Tuesday, 21 February 2012

Rainy days

After 6 weeks of no rain at all, we have finally had some this week.  This has mostly come as huge bursts of rain that saturate the ground and then the sun appears to dry it all up again as if it never happened.  At one school this week, it began to rain at lunchtime.  The teachers had all left the site to get some lunch.  As the sky started to release some drops of rain, I noticed children starting to run on their way to afternoon school.  Slowly the rain got heavier and heavier until it was cascading down in sheets.  The playground emptied and still children were running in to the school grounds from all directions to escape the downpour.  The clouds were swirling and casting a murky gloom over everything – the valley opposite became obscured.  As the children were running in to the grounds I noticed many of them holding on to the waistbands of their clothes so they didn’t fall off as they ran for the dry classrooms.  At a different school during another lunchtime downpour, I saw children running across the field clutching soggy notebooks.
View from a soggy staff room

The rain began as a gentle patter on the tin roof of the staffroom, but it grew louder and thunder began to rumble.  The heat of the morning suddenly disappeared.  As the thunder clapped, children screamed in the classrooms beyond.  The room grew dark and the fresh smells of earth and vegetation drifted in through the openings in the wall. 
Heavier now, the rain began drumming on the roof making conversation or listening to the radio completely impossible.  The thunder continued to crack overhead and the building, usually without electricity, was lit up by bolts of lightning.  Dark corners where spiders and their webs have been unseen and undisturbed for ages are now on display.  The rain continued until it was so loud, I could no longer hear words I was reading silently to myself in the book I had with me.  After an hour it stopped, more children arrived to school.  Teachers returned to the building and lessons started up again.  The sun came out and shone down and within an hour, it was as if it never happened.

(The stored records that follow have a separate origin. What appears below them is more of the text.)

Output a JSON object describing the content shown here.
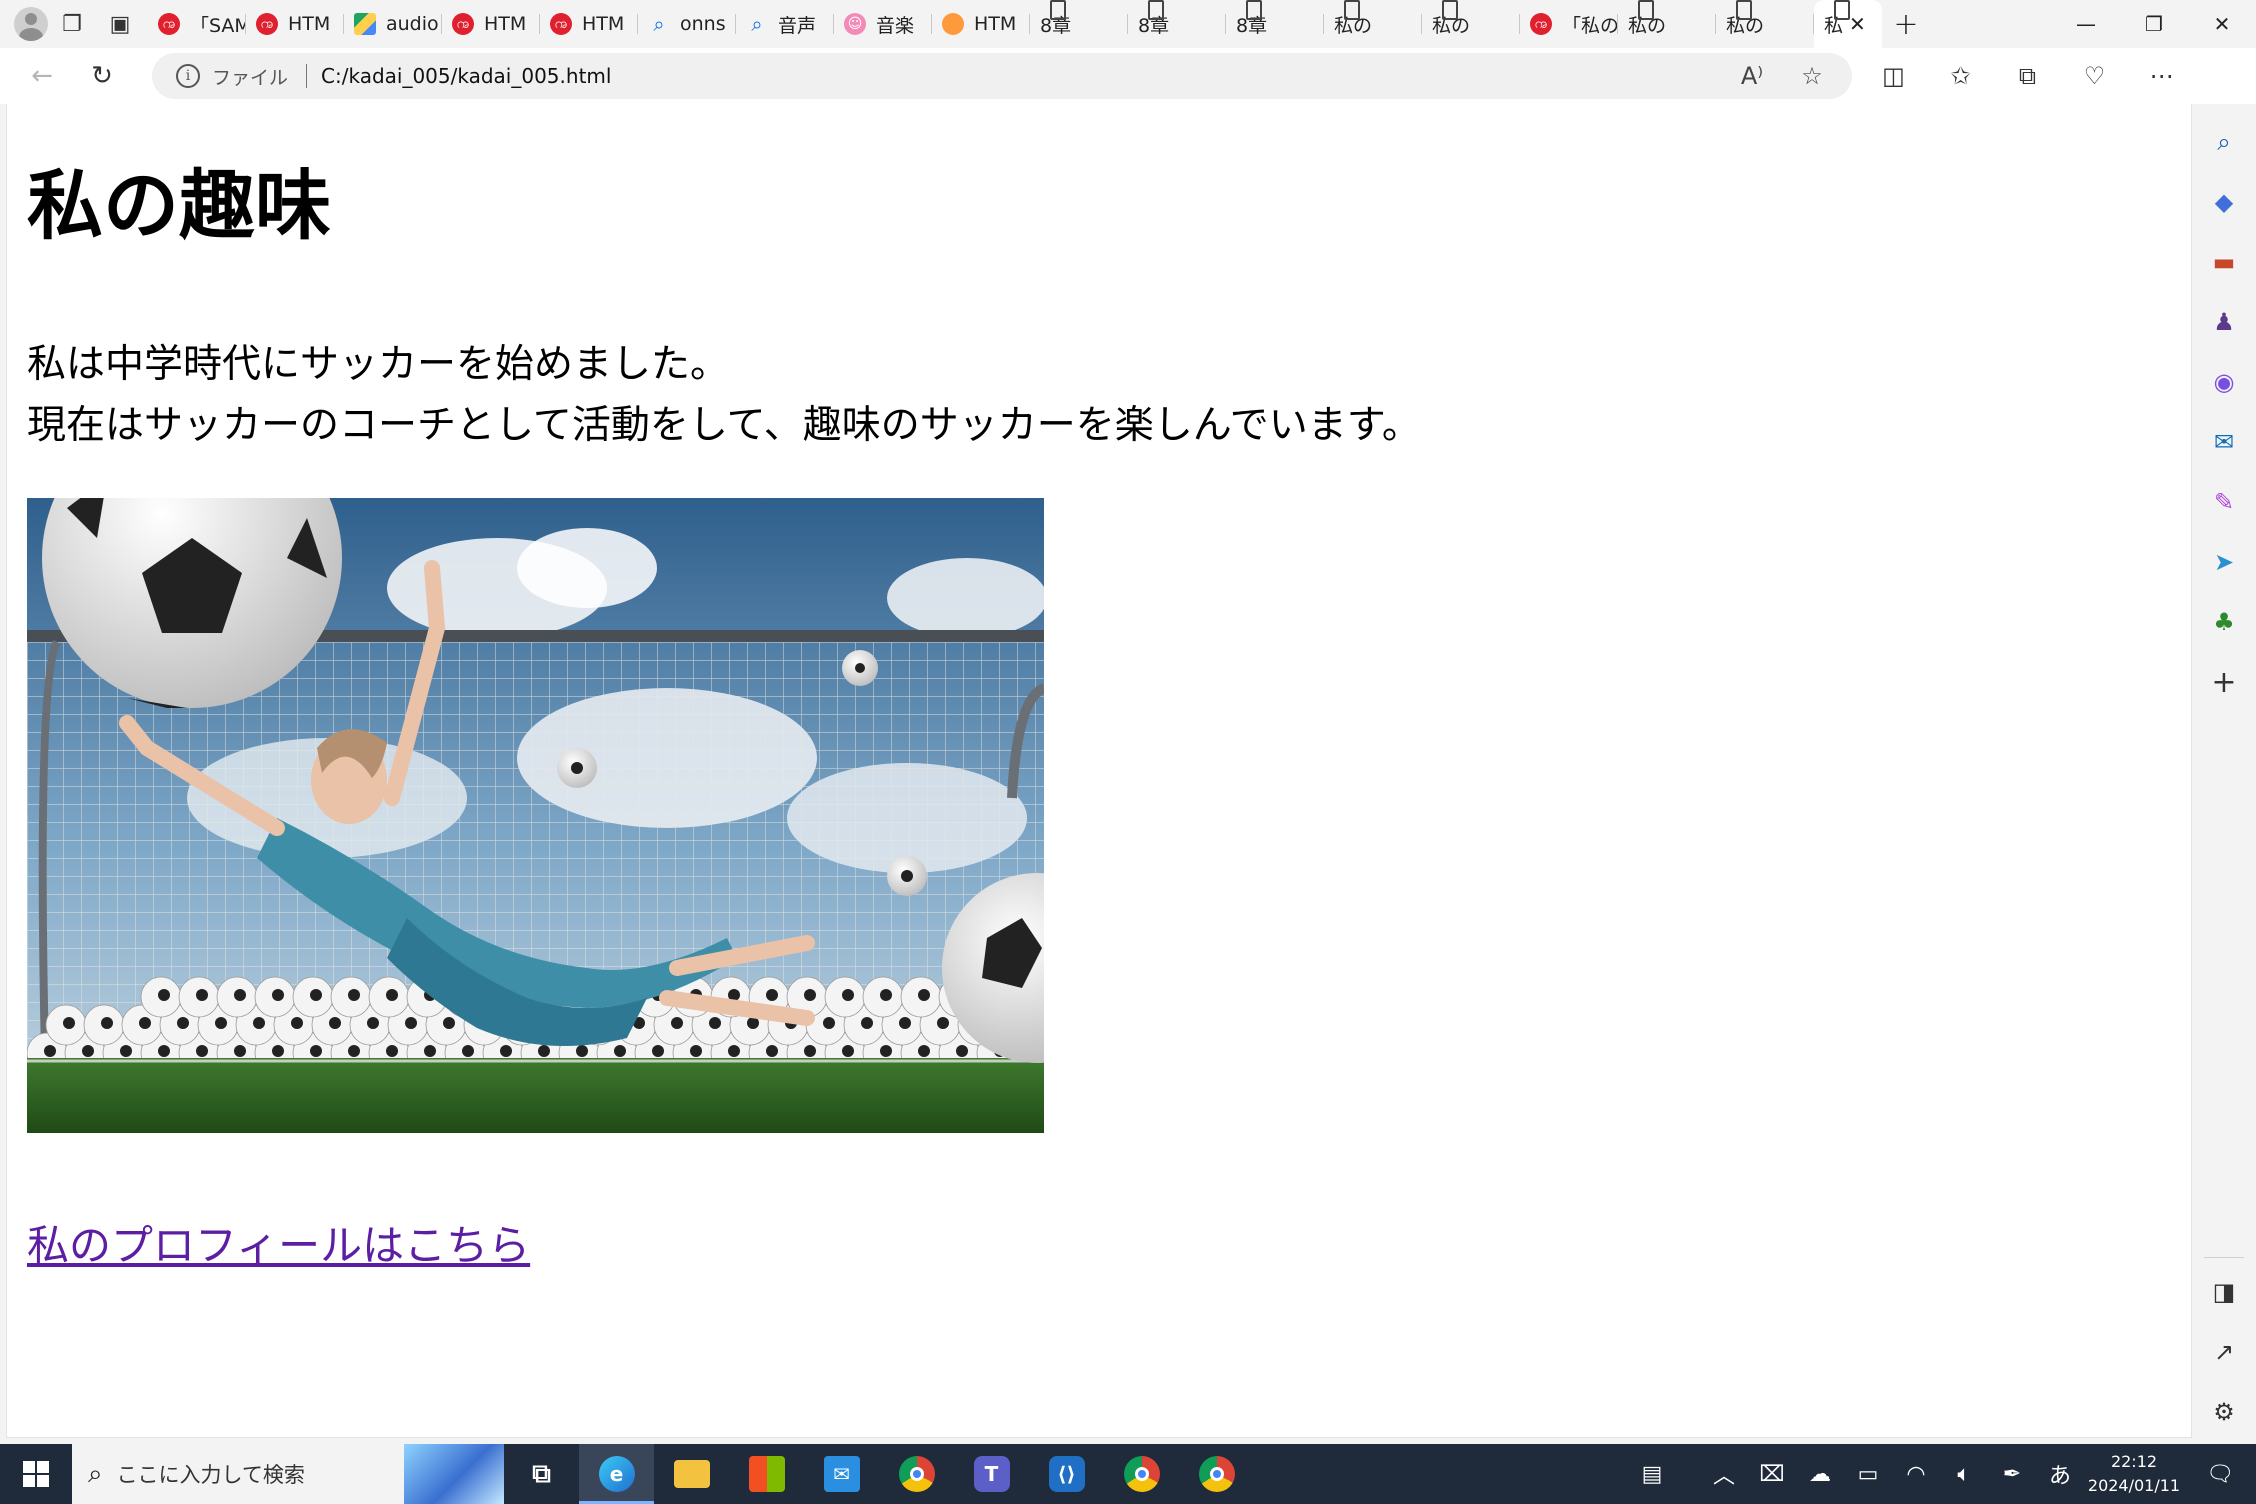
{
  "browser": {
    "tabs": [
      {
        "label": "「SAM",
        "favicon": "red-swirl-icon"
      },
      {
        "label": "HTM",
        "favicon": "red-swirl-icon"
      },
      {
        "label": "audio",
        "favicon": "google-drive-icon"
      },
      {
        "label": "HTM",
        "favicon": "red-swirl-icon"
      },
      {
        "label": "HTM",
        "favicon": "red-swirl-icon"
      },
      {
        "label": "onns",
        "favicon": "search-icon"
      },
      {
        "label": "音声",
        "favicon": "search-icon"
      },
      {
        "label": "音楽",
        "favicon": "pink-face-icon"
      },
      {
        "label": "HTM",
        "favicon": "orange-circle-icon"
      },
      {
        "label": "8章",
        "favicon": "page-icon"
      },
      {
        "label": "8章",
        "favicon": "page-icon"
      },
      {
        "label": "8章",
        "favicon": "page-icon"
      },
      {
        "label": "私の",
        "favicon": "page-icon"
      },
      {
        "label": "私の",
        "favicon": "page-icon"
      },
      {
        "label": "「私の",
        "favicon": "red-swirl-icon"
      },
      {
        "label": "私の",
        "favicon": "page-icon"
      },
      {
        "label": "私の",
        "favicon": "page-icon"
      }
    ],
    "active_tab": {
      "label": "私",
      "favicon": "page-icon"
    },
    "address": {
      "scheme_label": "ファイル",
      "url": "C:/kadai_005/kadai_005.html"
    }
  },
  "page": {
    "heading": "私の趣味",
    "paragraph_line1": "私は中学時代にサッカーを始めました。",
    "paragraph_line2": "現在はサッカーのコーチとして活動をして、趣味のサッカーを楽しんでいます。",
    "image_alt": "soccer goalkeeper girl diving in front of a goal",
    "link_text": "私のプロフィールはこちら",
    "link_color": "#5c1fa3"
  },
  "sidebar": {
    "icons": [
      "search-icon",
      "tag-icon",
      "toolbox-icon",
      "chess-icon",
      "microsoft365-icon",
      "outlook-icon",
      "designer-icon",
      "send-icon",
      "tree-icon",
      "add-icon"
    ],
    "bottom_icons": [
      "sidebar-toggle-icon",
      "external-link-icon",
      "settings-icon"
    ]
  },
  "taskbar": {
    "search_placeholder": "ここに入力して検索",
    "apps": [
      "task-view-icon",
      "edge-icon",
      "file-explorer-icon",
      "store-icon",
      "mail-icon",
      "chrome-icon",
      "teams-icon",
      "vscode-icon",
      "chrome-profile-icon",
      "chrome-icon"
    ],
    "ime": "あ",
    "time": "22:12",
    "date": "2024/01/11"
  }
}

But this was just a taste of what was to come...I had arranged to be in Kigali for lunch on Saturday.  I was woken in the early hours by the sound of rain hammering on the roof, then the wind started up.  It howled around the house and when I looked out of the window at 6am, the trees in the garden and along the road were bent double.  Rain was flowing off the ends of the roof and guttering and swirling along the drains which are dug all around the house.  Rain began seeping in at the windows and under the cracks in the doors.  The sound of the rain and wind were deafening.  I couldn’t see how I was going to be able to leave the house.  The electricity had gone, my phone and ipod were out of charge.  I tried to read but the noise was so intense I could not concentrate.  I drifted in and out of sleep.  I decided to do my skipping workout but without the music.  When this was finished I felt able to brave a cold shower and to try to get ready for an escape.  Eventually, at 10am, knowing I was already going to be late for my own lunch party, I left the house.  I was wearing my raincoat and had my umbrella up.  The streets were quiet – and this is market day – usually there is a string of people all the way up and down the road in constant convoy to the market.  I made it to the lorry park with only a small amount of mud splashed up my legs and not too wet as the umbrella had protected me.  I was very grateful that a bus was just pulling in, as there is no shelter to stand under in the temporary bus park.  And finally, only 45mins late I made it to Kigali for a lovely birthday lunch.
However, rainy season definitely appears to be with us again.  There have been more downpours and after the weekend deluge, many of the mud roads I have to travel on to work have big gullies in them, making the ride even more uncomfortable than before!  But here, they just get on with it.  I have seen children come into the staffroom dripping wet, to ask for the scraper so that they can scoop out the rainwater from their classrooms where not only does the rain drip through the ceiling, it also comes in the doors and windows.  The lucky ones have raincoats to put on.  Others – like myself and the Headteacher in the staffroom – just move the desk once the drips start falling.  I suppose it all makes life a little more interesting.